DLPポリシーの適用範囲をテナントにするとそのDLPポリシーは組織全体へ、DLPポリシーの適用範囲を環境にするとそのDLPポリシーは指定した環境へ適用される。

この辺からだんだんややこしくなってくるｗ

※テナントレベルのDLPポリシーはテナント管理者（グローバル管理者やPower Platform管理者）が、環境レベルのDLPポリシーはその環境のシステム管理者が設定することが可能

DLPポリシーが複数設定されたとき

ある環境に対して複数のDLPポリシーが設定されたとき、そのときはより厳しいルールが適用される。

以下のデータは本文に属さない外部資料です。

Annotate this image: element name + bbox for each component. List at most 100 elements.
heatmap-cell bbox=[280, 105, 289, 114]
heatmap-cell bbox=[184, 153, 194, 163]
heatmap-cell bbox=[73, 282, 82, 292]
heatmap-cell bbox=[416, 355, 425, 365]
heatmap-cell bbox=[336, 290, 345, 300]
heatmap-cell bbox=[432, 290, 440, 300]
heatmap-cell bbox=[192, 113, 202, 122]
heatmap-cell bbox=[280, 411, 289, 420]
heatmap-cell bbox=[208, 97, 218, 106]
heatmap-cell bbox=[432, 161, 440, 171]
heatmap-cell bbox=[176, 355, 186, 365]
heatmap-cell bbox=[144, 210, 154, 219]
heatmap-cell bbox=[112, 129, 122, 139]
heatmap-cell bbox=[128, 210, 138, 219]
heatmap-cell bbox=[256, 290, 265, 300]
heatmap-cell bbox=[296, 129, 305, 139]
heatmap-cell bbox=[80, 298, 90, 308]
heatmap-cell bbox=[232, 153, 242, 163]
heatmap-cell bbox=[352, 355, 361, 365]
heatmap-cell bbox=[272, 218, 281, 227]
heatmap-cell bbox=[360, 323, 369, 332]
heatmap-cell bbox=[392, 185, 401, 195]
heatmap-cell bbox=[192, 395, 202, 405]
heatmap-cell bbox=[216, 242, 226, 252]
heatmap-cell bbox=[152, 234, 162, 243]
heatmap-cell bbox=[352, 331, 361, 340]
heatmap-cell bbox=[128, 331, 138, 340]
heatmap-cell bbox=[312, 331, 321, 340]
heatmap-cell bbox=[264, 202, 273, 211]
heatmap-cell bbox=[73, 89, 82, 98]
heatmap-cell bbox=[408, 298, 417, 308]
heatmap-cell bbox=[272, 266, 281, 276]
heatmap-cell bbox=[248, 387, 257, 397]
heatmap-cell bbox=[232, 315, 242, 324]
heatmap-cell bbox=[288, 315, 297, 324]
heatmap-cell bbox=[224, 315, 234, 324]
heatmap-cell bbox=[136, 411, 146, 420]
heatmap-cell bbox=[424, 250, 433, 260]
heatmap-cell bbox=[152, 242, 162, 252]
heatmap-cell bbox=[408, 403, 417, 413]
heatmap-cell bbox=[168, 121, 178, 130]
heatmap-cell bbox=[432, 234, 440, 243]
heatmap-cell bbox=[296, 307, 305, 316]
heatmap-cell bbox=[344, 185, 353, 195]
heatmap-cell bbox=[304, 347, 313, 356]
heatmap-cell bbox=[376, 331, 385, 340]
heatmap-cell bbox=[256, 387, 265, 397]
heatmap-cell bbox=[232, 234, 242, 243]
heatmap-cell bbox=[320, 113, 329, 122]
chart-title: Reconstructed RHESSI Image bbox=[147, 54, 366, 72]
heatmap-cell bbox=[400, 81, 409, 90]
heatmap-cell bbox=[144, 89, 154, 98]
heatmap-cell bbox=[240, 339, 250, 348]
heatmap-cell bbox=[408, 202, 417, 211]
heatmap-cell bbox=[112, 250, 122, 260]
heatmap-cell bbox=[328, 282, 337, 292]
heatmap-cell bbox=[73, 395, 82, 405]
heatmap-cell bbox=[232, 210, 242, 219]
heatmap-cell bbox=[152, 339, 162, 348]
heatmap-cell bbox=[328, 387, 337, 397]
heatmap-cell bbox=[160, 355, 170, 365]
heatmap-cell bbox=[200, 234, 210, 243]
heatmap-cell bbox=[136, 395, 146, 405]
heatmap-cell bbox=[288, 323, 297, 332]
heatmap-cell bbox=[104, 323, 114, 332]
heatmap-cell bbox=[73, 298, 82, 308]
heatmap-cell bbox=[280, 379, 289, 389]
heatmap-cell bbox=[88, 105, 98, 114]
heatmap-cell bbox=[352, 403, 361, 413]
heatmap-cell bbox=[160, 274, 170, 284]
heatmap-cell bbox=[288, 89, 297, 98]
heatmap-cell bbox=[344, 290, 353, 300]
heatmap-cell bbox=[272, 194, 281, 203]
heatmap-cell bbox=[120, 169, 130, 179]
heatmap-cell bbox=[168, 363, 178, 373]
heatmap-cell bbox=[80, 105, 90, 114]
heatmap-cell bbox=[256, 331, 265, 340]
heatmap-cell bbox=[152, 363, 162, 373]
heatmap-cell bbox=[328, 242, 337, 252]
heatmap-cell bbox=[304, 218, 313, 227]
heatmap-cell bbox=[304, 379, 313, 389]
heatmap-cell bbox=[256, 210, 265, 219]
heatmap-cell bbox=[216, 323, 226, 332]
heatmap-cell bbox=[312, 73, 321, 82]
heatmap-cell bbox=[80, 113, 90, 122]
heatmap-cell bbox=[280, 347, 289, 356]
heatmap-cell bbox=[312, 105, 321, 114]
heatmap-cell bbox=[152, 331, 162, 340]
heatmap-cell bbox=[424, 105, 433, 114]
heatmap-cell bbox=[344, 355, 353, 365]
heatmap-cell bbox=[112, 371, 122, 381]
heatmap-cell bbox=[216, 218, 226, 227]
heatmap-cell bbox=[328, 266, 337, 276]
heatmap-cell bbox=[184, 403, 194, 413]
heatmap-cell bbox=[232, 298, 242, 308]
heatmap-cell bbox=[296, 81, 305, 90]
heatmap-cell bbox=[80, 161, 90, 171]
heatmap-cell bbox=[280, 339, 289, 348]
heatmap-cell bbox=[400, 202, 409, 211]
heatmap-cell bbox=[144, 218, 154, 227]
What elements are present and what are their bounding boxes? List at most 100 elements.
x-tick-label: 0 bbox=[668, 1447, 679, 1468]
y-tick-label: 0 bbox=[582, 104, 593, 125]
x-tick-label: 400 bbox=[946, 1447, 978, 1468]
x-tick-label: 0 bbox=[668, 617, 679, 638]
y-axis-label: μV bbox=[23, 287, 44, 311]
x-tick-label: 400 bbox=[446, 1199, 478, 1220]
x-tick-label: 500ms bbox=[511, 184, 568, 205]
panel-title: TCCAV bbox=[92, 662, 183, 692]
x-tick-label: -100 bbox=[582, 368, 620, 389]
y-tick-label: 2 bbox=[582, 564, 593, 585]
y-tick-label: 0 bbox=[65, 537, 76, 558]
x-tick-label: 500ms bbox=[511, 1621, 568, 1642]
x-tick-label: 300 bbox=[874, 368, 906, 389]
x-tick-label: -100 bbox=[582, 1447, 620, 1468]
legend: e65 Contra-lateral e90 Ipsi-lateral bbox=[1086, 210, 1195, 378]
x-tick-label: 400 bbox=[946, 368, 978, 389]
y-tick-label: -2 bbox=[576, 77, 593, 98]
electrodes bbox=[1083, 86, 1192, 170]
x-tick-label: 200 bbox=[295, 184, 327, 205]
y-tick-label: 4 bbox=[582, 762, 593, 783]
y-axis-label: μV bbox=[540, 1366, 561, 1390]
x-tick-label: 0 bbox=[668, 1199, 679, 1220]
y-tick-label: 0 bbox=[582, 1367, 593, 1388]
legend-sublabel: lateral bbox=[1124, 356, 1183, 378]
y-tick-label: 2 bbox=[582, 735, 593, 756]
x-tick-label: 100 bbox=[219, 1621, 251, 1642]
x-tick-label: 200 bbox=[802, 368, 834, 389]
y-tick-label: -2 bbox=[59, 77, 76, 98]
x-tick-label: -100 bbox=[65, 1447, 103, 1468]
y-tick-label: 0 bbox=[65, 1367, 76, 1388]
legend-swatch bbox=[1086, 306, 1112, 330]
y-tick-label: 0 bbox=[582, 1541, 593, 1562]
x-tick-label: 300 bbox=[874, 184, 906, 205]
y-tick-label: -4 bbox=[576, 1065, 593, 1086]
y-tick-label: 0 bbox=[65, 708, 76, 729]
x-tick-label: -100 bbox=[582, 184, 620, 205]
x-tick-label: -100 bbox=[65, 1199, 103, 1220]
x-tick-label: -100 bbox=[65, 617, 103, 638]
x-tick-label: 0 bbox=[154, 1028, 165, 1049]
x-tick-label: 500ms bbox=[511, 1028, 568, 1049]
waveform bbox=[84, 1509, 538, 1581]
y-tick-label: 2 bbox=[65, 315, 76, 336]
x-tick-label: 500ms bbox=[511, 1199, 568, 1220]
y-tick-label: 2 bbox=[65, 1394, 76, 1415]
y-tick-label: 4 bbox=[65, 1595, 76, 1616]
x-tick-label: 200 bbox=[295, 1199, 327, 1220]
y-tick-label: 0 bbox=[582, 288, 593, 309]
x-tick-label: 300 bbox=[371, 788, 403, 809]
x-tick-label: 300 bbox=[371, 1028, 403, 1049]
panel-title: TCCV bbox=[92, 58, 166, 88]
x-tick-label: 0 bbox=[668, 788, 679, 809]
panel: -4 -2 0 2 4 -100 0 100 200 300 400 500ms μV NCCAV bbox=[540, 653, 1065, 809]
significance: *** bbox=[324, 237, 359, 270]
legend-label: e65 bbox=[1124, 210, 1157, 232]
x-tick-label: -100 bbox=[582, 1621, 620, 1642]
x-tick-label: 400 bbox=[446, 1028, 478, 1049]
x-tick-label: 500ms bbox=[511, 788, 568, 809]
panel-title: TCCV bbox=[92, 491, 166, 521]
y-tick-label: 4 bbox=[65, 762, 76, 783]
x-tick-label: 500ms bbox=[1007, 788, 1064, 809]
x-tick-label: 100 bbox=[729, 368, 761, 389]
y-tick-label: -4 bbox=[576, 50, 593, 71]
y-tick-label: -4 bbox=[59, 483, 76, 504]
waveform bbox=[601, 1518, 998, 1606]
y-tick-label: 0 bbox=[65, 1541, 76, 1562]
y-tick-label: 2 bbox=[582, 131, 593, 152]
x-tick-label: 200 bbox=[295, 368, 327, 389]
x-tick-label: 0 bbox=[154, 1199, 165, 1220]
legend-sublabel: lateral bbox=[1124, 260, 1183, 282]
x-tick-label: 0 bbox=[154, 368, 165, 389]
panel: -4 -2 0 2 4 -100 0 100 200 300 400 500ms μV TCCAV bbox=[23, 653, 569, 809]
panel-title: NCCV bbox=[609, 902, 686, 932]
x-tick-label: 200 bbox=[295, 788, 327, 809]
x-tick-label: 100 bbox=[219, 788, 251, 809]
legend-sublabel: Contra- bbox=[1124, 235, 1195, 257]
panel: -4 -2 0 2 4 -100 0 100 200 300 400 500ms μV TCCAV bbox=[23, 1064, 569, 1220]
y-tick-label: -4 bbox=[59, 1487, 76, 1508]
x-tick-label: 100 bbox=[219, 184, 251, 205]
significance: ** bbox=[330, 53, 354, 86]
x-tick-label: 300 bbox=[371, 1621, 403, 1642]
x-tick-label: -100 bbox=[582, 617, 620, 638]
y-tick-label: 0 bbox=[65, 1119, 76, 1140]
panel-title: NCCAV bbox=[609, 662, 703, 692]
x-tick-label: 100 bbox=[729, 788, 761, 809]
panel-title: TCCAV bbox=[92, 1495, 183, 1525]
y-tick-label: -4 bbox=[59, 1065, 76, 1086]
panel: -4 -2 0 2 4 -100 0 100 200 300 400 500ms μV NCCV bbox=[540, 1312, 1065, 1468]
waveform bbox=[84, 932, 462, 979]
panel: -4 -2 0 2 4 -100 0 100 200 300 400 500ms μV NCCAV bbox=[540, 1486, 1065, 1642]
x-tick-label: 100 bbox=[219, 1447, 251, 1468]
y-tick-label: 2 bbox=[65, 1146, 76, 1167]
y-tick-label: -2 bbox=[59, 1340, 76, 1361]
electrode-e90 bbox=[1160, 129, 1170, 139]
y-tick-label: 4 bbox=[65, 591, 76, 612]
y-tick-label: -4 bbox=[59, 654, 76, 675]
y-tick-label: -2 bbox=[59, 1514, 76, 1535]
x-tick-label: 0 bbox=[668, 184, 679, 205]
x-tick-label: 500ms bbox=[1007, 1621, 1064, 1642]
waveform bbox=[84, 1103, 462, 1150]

色々話したけどやってみた方が早そうなので、実際に設定してみるｗ

事前準備

まずはDLPポリシーを適用するための環境を作成。

今回は試用版環境を作成して、

そしたら今回Twitterコネクタで色々試すつもりなので、その環境の中でTwitterコネクタを使用したフローを1個作成。

特にDLPポリシーは設定していないので、実行すると当然成功する。

コネクタをブロックにしてみる

そしたらまずはTwitterコネクタをブロックにしてみる。

環境用のポリシーを1個作って、さっき作った環境に対して適用。

そのポリシーでTwitterコネクタをブロックに設定。

既にコネクタを使用しているフロー

事前準備で作成したTwitterコネクタを使用しているフローを見てみると、使えなくなっている！

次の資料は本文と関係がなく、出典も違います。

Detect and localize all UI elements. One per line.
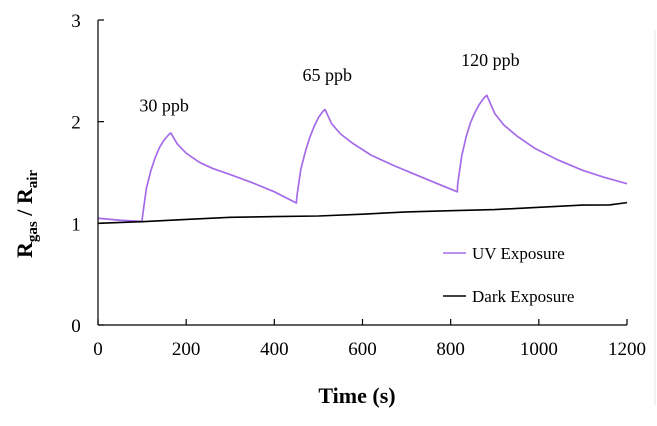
- series-group: [97, 94, 628, 225]
- y-axis-title-sub-1: gas: [25, 221, 41, 242]
- dark-exposure-line: [97, 201, 628, 225]
- x-tick-label: 600: [348, 339, 377, 360]
- uv-exposure-line: [97, 94, 628, 223]
- legend-label-dark: Dark Exposure: [472, 287, 574, 306]
- y-axis-title-main-1: R: [12, 241, 37, 258]
- peak-annotation: 65 ppb: [302, 65, 352, 85]
- peak-annotation: 120 ppb: [461, 50, 520, 70]
- annotations-group: 30 ppb 65 ppb 120 ppb: [139, 50, 519, 116]
- x-tick-label: 0: [93, 339, 103, 360]
- legend-label-uv: UV Exposure: [472, 244, 565, 263]
- y-tick-label: 3: [71, 11, 81, 32]
- x-tick-label: 400: [260, 339, 289, 360]
- y-axis-title: Rgas / Rair: [12, 170, 41, 258]
- y-axis-title-sub-2: air: [25, 170, 41, 189]
- x-tick-label: 1000: [520, 339, 558, 360]
- y-tick-label: 2: [71, 113, 81, 134]
- x-axis-title: Time (s): [318, 383, 395, 408]
- legend: UV Exposure Dark Exposure: [443, 244, 574, 306]
- y-axis-title-separator: /: [12, 204, 37, 221]
- y-axis-title-main-2: R: [12, 187, 37, 204]
- y-tick-label: 0: [71, 316, 81, 337]
- x-tick-label: 800: [436, 339, 465, 360]
- x-tick-label: 200: [172, 339, 201, 360]
- x-axis-ticks: 0 200 400 600 800 1000 1200: [93, 319, 646, 360]
- x-tick-label: 1200: [608, 339, 646, 360]
- peak-annotation: 30 ppb: [139, 96, 189, 116]
- y-tick-label: 1: [71, 214, 81, 235]
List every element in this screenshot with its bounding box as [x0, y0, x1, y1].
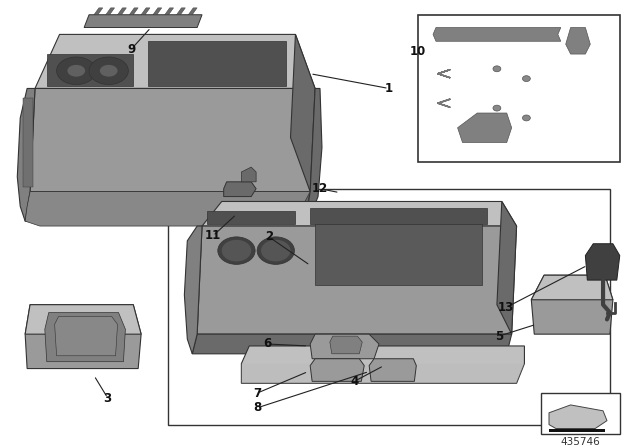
Text: 3: 3 [104, 392, 112, 405]
Polygon shape [17, 88, 35, 221]
Polygon shape [310, 334, 379, 359]
Text: 11: 11 [205, 229, 221, 242]
Polygon shape [184, 226, 202, 354]
Polygon shape [305, 88, 322, 221]
Ellipse shape [221, 240, 252, 262]
Text: 9: 9 [127, 43, 136, 56]
Ellipse shape [67, 65, 85, 77]
Polygon shape [241, 167, 256, 182]
Polygon shape [30, 88, 315, 192]
Polygon shape [369, 359, 416, 381]
Polygon shape [141, 8, 150, 15]
Polygon shape [291, 34, 315, 192]
Polygon shape [207, 211, 296, 224]
Polygon shape [549, 405, 607, 429]
Text: 13: 13 [498, 301, 514, 314]
Text: 2: 2 [265, 230, 273, 243]
Polygon shape [106, 8, 115, 15]
Polygon shape [497, 202, 516, 334]
Polygon shape [241, 364, 524, 383]
Ellipse shape [100, 65, 118, 77]
Text: 12: 12 [312, 182, 328, 195]
Text: 8: 8 [253, 401, 261, 414]
Polygon shape [566, 27, 590, 54]
Text: 7: 7 [253, 387, 261, 400]
Polygon shape [25, 305, 141, 369]
Text: 6: 6 [263, 337, 271, 350]
Polygon shape [549, 429, 605, 432]
Ellipse shape [261, 240, 291, 262]
Polygon shape [35, 34, 315, 88]
Polygon shape [586, 244, 620, 280]
Ellipse shape [89, 57, 129, 85]
Text: 1: 1 [385, 82, 393, 95]
Polygon shape [315, 224, 482, 285]
Ellipse shape [218, 237, 255, 264]
Polygon shape [45, 313, 125, 362]
Polygon shape [94, 8, 103, 15]
Ellipse shape [522, 76, 531, 82]
Polygon shape [531, 275, 613, 300]
Polygon shape [241, 346, 524, 383]
Polygon shape [310, 208, 487, 224]
Ellipse shape [56, 57, 96, 85]
Bar [168, 189, 610, 425]
Bar [541, 393, 620, 435]
Polygon shape [25, 192, 310, 221]
Ellipse shape [257, 237, 294, 264]
Polygon shape [310, 359, 364, 381]
Polygon shape [23, 98, 33, 187]
Ellipse shape [493, 105, 501, 111]
Ellipse shape [493, 66, 501, 72]
Bar [419, 15, 620, 162]
Polygon shape [129, 8, 138, 15]
Text: 10: 10 [410, 45, 426, 58]
Ellipse shape [522, 115, 531, 121]
Polygon shape [84, 15, 202, 27]
Polygon shape [433, 27, 561, 41]
Text: 5: 5 [495, 330, 503, 343]
Text: 435746: 435746 [561, 437, 600, 448]
Polygon shape [118, 8, 126, 15]
Text: 4: 4 [350, 375, 358, 388]
Polygon shape [188, 8, 197, 15]
Polygon shape [458, 113, 511, 142]
Polygon shape [531, 275, 613, 334]
Polygon shape [202, 202, 516, 226]
Polygon shape [25, 305, 141, 334]
Polygon shape [192, 334, 511, 354]
Polygon shape [330, 336, 362, 354]
Polygon shape [25, 192, 310, 226]
Polygon shape [148, 41, 285, 86]
Polygon shape [177, 8, 186, 15]
Polygon shape [224, 182, 256, 197]
Polygon shape [153, 8, 162, 15]
Polygon shape [47, 54, 133, 86]
Polygon shape [164, 8, 173, 15]
Polygon shape [54, 316, 118, 356]
Polygon shape [197, 226, 516, 334]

オンにしようとするとこんなメッセージが出るので、どうやらちゃんとブロックされてるっぽい！

新しいフローで使おうとする

ブロック状態で新しいフローを作ってみて、

Twitterコネクタは使えませんよ！とエラーが出て、保存はできるけどオン（アクティブ）にはならないらしい。

ビジネス⇔非ビジネスでやり取りを試みる

続いて「ビジネス」と「非ビジネス」間のやり取りが制限されているか確認。

Twitterを非ビジネスコネクタへと変更し、今度はSPOコネクタをビジネスへ持っていく。

そしてさっきの作成したフローをオンにしてみると、ブロックが外れているため問題なく使えるようになる。

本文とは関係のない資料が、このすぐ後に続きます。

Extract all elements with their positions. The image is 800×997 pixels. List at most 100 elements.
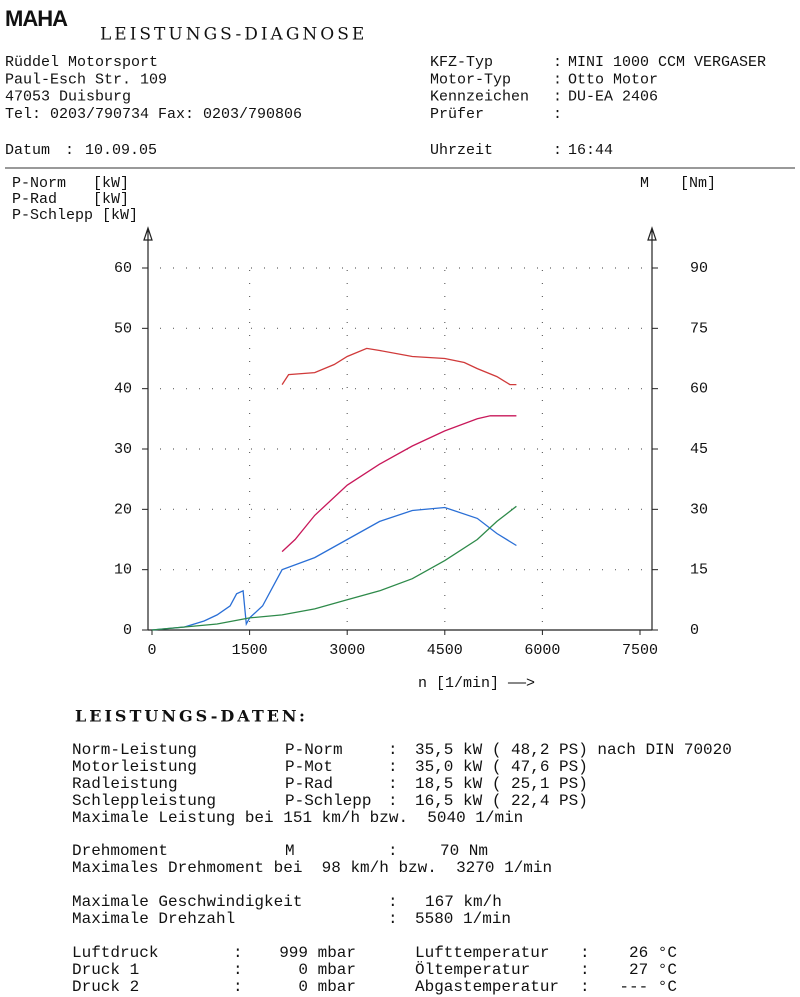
date-sep: : [65,142,74,159]
vehicle-sep: : [553,89,562,106]
date-label: Datum [5,142,50,159]
y-tick-label: 50 [114,320,132,337]
y-tick-label: 30 [114,441,132,458]
result-cell: Lufttemperatur [415,944,549,962]
result-cell: : [388,910,398,928]
y-axis [143,226,153,630]
result-cell: Maximale Drehzahl [72,910,235,928]
y2-tick-label: 60 [690,381,708,398]
result-cell: : [580,978,590,996]
result-cell: Maximales Drehmoment bei 98 km/h bzw. 32… [72,859,552,877]
result-cell: : [233,961,243,979]
result-cell: 27 °C [629,961,677,979]
company-line: Tel: 0203/790734 Fax: 0203/790806 [5,106,302,123]
y2-tick-label: 75 [690,320,708,337]
x-axis-label: n [1/min] ——> [418,675,535,692]
result-cell: 167 km/h [425,893,502,911]
result-cell: : [388,792,398,810]
result-cell: Radleistung [72,775,178,793]
result-cell: Maximale Leistung bei 151 km/h bzw. 5040… [72,809,523,827]
result-cell: : [388,775,398,793]
result-cell: : [580,961,590,979]
result-cell: : [388,842,398,860]
company-line: Paul-Esch Str. 109 [5,71,167,88]
result-cell: : [388,893,398,911]
legend-unit: [kW] [93,175,129,192]
legend-unit: [kW] [93,191,129,208]
x-tick-label: 1500 [232,642,268,659]
legend-name: P-Schlepp [12,207,93,224]
vehicle-value: DU-EA 2406 [568,89,658,106]
result-cell: : [233,978,243,996]
date-value: 10.09.05 [85,142,157,159]
company-line: Rüddel Motorsport [5,54,158,71]
legend-unit: [Nm] [680,175,716,192]
y2-tick-label: 0 [690,622,699,639]
vehicle-sep: : [553,106,562,123]
vehicle-sep: : [553,54,562,71]
legend-unit: [kW] [102,207,138,224]
vehicle-value: Otto Motor [568,71,658,88]
result-cell: 999 mbar [279,944,356,962]
vehicle-label: Kennzeichen [430,89,529,106]
result-cell: P-Rad [285,775,333,793]
result-cell: 18,5 kW ( 25,1 PS) [415,775,588,793]
result-cell: 0 mbar [298,961,356,979]
time-value: 16:44 [568,142,613,159]
vehicle-label: KFZ-Typ [430,54,493,71]
result-cell: Drehmoment [72,842,168,860]
result-cell: Öltemperatur [415,960,530,979]
series-line [281,347,517,386]
result-cell: Abgastemperatur [415,978,559,996]
result-cell: 70 Nm [440,842,488,860]
result-cell: P-Schlepp [285,792,371,810]
time-sep: : [553,142,562,159]
series-line [151,505,517,631]
y2-tick-label: 15 [690,562,708,579]
result-cell: P-Mot [285,758,333,776]
result-cell: M [285,842,295,860]
x-tick-label: 0 [147,642,156,659]
x-tick-label: 7500 [622,642,658,659]
y-tick-label: 20 [114,501,132,518]
vehicle-value: MINI 1000 CCM VERGASER [568,54,766,71]
vehicle-label: Prüfer [430,106,484,123]
result-cell: Schleppleistung [72,792,216,810]
result-cell: : [580,944,590,962]
result-cell: 16,5 kW ( 22,4 PS) [415,792,588,810]
result-cell: : [233,944,243,962]
legend-name: P-Rad [12,191,57,208]
result-cell: : [388,741,398,759]
x-tick-label: 4500 [427,642,463,659]
result-cell: Druck 2 [72,978,139,996]
y2-tick-label: 30 [690,501,708,518]
result-cell: Maximale Geschwindigkeit [72,893,302,911]
result-cell: 35,5 kW ( 48,2 PS) nach DIN 70020 [415,741,732,759]
result-cell: 35,0 kW ( 47,6 PS) [415,758,588,776]
result-cell: 5580 1/min [415,910,511,928]
vehicle-sep: : [553,71,562,88]
x-tick-label: 6000 [524,642,560,659]
time-label: Uhrzeit [430,142,493,159]
y2-axis [647,226,657,630]
result-cell: --- °C [619,978,677,996]
result-cell: 0 mbar [298,978,356,996]
logo: MAHA [5,6,68,31]
result-cell: Luftdruck [72,944,158,962]
vehicle-label: Motor-Typ [430,71,511,88]
y2-tick-label: 90 [690,260,708,277]
series-line [281,415,517,553]
legend-name: M [640,175,649,192]
result-cell: 26 °C [629,944,677,962]
report-title: LEISTUNGS-DIAGNOSE [100,25,367,45]
legend-name: P-Norm [12,175,66,192]
result-cell: Druck 1 [72,961,139,979]
x-tick-label: 3000 [329,642,365,659]
result-cell: Norm-Leistung [72,741,197,759]
company-line: 47053 Duisburg [5,89,131,106]
result-cell: P-Norm [285,741,343,759]
results-title: LEISTUNGS-DATEN: [75,707,308,726]
y2-tick-label: 45 [690,441,708,458]
y-tick-label: 10 [114,562,132,579]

この状態で非ビジネスコネクタ（Twitter）に、ビジネスコネクタ（SPO）を追加してみて、

保存を押してみると、きちんと叱ってくれる。

ビジネス⇔非ビジネス間のやり取りもきっちりとブロックしてくれている！

Power Appsだと

TwitterのDLPポリシーをもう一回「ブロック」に戻して、Power Appsアプリを作成。

そして「データの追加」から、Twitterコネクタを追加しようとしてみると、

ちゃんとブロックしてくれる。

Power AppsでもDLPポリシーはきちんと動作するみたい。

テナント内のユーザーに不要なコネクタを使用させないよう、最低限のDLPポリシーは設定した方がよいかもしれない。